The sub-index tracking new orders also rose, edging 0.2 points higher to 52.5, while the new export orders index remained below 50 and eased to its lowest level since June, and manufacturers cut headcounts at the fastest rate since February 2013.
"The domestic market remains the key growth driver. Even after recent easing in the exchange rate, a number of manufacturers are still finding that the strength of the pound against the euro is impacting order inflows," said Markit's senior economist Rob Dobson.
"Subdued growth, rising global headwinds and a lack of inflationary pressure provide further cause for the Bank of England to push its first rate increase into the back and beyond of 2016."
The manufacturing sector failed to contribute to the UK's economic growth throughout 2015 and analysts warned the feel good factor generated by January's figures was likely to be short-lived as the sector is expected to face headwinds in the short-term future.
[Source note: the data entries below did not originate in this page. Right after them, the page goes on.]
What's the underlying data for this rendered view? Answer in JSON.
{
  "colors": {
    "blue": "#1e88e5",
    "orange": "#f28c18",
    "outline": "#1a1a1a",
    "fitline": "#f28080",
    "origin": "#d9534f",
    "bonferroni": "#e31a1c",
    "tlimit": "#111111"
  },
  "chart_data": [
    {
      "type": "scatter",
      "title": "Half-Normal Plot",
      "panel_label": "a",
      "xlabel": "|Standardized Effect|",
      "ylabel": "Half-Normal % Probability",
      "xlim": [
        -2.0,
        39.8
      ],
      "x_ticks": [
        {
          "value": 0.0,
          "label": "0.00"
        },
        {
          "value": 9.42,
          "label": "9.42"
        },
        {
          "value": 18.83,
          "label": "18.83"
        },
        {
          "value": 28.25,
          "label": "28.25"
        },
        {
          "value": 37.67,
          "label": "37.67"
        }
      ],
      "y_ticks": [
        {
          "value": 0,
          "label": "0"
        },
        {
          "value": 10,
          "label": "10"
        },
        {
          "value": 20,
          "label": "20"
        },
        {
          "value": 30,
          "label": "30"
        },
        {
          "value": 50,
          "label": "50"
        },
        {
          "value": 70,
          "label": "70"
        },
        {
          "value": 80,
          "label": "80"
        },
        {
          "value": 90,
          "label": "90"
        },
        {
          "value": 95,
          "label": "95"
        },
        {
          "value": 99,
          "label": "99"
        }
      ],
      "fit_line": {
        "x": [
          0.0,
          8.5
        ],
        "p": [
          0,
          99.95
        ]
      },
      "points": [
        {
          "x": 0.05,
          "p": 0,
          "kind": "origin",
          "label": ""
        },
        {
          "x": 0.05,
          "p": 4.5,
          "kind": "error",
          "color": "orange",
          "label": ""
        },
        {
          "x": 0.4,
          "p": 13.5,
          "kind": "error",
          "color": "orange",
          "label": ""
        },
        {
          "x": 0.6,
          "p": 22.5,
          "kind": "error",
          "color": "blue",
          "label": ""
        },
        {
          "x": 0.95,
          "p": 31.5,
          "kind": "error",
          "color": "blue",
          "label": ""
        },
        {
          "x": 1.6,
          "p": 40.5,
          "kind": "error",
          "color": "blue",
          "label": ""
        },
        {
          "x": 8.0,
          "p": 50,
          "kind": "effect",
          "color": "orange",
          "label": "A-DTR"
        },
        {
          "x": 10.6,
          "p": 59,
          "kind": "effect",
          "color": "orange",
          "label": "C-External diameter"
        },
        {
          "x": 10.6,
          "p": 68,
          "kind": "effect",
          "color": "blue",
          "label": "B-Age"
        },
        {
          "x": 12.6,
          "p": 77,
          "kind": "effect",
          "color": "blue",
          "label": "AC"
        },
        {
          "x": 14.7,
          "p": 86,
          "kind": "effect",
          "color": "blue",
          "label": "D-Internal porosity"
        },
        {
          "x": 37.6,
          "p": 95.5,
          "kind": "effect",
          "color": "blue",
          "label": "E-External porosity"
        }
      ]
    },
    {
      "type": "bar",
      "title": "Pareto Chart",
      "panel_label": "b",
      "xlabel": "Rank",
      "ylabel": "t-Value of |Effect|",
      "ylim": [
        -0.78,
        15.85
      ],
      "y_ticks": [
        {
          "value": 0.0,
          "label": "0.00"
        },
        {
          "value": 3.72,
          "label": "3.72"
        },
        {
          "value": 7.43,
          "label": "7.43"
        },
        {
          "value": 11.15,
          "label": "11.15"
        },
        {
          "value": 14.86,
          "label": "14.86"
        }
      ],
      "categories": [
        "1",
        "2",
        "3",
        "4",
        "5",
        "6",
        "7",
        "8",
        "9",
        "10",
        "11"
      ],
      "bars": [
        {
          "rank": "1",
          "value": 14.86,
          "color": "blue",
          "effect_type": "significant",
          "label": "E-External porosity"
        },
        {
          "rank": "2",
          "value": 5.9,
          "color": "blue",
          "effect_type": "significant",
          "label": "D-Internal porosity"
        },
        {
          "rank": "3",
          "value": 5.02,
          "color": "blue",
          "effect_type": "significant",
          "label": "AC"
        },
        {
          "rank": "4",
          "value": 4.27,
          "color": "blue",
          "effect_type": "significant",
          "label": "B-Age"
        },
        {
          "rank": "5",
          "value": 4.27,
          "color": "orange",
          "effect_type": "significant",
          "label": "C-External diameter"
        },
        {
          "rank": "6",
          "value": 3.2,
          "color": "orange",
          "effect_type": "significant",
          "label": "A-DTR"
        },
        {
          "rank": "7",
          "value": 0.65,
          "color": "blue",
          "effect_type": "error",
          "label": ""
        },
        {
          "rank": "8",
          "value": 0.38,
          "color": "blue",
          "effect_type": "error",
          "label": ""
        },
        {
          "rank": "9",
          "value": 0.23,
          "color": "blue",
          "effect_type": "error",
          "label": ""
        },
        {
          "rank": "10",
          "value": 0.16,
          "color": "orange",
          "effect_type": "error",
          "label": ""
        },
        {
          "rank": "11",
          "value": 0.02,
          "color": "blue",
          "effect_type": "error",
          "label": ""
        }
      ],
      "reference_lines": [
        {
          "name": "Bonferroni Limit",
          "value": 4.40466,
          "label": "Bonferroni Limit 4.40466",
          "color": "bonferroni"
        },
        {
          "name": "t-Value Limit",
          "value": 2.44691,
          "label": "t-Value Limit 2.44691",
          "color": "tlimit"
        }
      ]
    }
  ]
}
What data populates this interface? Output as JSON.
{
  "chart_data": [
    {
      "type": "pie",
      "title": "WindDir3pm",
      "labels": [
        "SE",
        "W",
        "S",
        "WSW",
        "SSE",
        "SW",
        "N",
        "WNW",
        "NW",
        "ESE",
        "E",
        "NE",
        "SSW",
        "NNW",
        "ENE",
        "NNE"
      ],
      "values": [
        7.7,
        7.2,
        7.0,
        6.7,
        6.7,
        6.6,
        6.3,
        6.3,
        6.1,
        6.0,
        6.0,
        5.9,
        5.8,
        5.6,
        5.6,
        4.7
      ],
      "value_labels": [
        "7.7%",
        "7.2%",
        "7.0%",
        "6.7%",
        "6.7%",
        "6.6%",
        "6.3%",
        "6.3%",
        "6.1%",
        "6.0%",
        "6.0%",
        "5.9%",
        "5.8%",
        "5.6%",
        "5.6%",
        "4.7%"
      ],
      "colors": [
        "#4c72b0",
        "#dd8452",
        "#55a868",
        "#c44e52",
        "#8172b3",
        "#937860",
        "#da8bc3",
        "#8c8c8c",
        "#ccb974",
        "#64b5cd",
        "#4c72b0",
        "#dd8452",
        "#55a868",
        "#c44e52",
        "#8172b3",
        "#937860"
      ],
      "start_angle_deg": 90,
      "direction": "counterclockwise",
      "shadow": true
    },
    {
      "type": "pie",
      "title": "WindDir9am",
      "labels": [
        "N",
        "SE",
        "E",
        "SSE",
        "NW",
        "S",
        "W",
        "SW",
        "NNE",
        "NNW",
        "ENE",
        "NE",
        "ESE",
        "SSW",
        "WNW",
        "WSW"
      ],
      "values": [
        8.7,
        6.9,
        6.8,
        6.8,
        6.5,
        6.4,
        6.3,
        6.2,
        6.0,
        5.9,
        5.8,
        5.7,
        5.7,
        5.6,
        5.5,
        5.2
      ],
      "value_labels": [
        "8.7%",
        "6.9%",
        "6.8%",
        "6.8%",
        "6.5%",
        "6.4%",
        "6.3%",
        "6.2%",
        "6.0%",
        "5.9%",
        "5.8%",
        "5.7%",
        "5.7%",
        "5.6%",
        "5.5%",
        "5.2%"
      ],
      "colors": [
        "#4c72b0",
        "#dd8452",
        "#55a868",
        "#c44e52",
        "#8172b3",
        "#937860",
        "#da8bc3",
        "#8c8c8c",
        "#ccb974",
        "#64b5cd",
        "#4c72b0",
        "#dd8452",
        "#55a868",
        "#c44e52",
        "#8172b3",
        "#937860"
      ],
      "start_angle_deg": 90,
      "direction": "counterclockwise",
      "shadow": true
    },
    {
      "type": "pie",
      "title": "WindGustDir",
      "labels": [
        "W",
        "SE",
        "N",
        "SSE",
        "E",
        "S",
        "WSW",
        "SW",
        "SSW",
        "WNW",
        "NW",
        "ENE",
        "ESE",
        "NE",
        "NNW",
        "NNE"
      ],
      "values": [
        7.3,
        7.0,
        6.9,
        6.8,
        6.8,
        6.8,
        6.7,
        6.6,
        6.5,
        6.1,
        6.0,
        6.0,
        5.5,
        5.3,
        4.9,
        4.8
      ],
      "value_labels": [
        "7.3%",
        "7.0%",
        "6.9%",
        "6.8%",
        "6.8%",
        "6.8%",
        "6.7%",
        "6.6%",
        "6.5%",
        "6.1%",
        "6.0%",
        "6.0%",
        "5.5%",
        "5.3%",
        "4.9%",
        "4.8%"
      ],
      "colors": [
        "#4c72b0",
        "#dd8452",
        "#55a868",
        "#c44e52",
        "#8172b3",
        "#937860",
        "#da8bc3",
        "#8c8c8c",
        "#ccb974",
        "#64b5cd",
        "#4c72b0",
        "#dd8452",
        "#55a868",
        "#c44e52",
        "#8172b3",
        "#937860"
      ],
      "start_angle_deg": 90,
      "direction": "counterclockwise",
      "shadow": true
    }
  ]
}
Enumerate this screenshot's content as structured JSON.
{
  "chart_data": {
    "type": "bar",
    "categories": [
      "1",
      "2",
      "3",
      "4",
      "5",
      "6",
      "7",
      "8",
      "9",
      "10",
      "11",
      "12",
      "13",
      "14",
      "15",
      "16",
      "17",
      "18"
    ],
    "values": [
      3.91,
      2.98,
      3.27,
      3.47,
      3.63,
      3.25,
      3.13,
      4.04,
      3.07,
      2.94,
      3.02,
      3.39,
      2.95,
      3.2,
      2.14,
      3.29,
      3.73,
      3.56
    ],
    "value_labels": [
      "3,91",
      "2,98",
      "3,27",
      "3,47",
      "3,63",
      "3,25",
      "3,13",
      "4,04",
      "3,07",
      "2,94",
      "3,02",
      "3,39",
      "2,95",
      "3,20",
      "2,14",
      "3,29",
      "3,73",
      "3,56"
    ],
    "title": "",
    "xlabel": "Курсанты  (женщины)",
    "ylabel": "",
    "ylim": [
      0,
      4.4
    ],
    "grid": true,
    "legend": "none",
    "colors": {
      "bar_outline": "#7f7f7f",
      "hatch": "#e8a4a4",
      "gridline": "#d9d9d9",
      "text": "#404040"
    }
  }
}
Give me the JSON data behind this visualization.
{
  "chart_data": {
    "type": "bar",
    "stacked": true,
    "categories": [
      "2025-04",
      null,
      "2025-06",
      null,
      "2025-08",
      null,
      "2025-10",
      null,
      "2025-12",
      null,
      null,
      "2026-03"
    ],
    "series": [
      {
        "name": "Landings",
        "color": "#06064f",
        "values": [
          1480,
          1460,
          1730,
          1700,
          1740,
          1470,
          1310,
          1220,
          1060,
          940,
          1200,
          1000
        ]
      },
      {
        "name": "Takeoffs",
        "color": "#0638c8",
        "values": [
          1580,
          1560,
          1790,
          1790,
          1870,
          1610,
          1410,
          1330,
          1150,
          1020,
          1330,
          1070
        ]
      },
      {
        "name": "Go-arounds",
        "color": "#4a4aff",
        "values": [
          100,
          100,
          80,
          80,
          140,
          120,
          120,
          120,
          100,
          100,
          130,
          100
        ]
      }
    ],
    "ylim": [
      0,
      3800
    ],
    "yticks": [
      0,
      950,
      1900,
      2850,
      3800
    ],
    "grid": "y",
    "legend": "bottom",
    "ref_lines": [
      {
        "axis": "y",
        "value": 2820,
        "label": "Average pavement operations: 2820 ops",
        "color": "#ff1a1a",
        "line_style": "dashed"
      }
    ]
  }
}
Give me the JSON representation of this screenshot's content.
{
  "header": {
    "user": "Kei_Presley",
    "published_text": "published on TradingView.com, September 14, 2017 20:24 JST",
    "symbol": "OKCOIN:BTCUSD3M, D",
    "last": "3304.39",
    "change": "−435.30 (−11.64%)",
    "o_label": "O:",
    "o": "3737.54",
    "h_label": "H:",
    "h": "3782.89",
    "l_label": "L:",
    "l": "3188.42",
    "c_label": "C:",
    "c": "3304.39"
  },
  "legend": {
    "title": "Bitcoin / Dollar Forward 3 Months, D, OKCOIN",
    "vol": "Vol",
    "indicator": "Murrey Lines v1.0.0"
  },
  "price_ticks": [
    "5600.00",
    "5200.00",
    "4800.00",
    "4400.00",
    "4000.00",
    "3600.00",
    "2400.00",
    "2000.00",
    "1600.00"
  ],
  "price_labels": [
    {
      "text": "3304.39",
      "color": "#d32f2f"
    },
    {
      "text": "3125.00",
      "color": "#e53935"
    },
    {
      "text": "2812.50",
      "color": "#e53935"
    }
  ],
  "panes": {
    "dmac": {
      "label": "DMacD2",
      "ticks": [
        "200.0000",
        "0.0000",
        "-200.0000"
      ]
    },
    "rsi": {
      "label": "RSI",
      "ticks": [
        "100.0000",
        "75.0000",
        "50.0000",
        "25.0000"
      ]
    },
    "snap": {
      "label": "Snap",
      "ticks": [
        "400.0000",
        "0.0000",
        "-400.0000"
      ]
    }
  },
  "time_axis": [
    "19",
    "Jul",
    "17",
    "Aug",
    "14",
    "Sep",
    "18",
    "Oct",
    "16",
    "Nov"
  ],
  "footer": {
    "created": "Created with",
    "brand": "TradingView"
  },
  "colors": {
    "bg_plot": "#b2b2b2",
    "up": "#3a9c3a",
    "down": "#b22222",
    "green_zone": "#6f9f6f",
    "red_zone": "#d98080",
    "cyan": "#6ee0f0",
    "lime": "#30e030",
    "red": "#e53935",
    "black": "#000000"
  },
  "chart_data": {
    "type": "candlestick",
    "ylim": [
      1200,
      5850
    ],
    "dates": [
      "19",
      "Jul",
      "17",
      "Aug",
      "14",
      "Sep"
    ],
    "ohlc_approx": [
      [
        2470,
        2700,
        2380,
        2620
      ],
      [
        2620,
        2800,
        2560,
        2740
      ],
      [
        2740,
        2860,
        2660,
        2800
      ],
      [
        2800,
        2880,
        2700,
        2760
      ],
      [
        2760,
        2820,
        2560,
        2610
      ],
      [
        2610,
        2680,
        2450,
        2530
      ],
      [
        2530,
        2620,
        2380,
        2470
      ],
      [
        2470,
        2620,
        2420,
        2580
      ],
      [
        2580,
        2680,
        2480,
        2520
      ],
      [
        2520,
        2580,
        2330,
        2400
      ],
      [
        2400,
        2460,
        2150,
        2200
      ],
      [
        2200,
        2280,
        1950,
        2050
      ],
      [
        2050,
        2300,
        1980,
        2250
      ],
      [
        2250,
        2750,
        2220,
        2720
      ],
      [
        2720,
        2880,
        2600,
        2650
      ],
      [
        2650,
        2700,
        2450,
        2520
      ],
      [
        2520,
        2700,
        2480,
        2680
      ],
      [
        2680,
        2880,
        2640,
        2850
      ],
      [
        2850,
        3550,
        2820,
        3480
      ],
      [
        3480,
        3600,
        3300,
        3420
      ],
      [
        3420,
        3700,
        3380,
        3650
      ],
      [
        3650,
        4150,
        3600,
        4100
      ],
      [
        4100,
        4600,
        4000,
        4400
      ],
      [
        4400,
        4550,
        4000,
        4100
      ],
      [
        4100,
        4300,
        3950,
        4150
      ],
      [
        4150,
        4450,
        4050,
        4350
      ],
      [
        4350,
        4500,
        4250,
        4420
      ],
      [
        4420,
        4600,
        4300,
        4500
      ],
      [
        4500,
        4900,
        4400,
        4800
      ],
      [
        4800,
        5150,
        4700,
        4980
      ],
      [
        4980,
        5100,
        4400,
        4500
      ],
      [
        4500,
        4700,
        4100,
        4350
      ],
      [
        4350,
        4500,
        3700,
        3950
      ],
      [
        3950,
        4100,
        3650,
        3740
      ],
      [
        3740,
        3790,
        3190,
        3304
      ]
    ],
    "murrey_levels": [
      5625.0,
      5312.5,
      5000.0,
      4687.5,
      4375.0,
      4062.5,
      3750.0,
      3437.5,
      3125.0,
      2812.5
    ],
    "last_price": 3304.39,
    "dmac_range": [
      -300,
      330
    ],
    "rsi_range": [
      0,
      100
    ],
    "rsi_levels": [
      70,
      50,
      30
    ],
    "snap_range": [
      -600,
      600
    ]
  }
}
"Given the high level of sterling relative to its recent past and the continued weakness in overseas demand, any near-term improvement in the manufacturing sector is likely to be moderate," said Scott Bowman, UK economist at Capital Economics. "However, the more recent fall in the pound will provide some welcome relief for manufacturers in time.
"What's more, we expect sterling to depreciate further on a trade-weighted basis and that global growth will pick up slightly in 2016, so prospects should improve as the year progresses."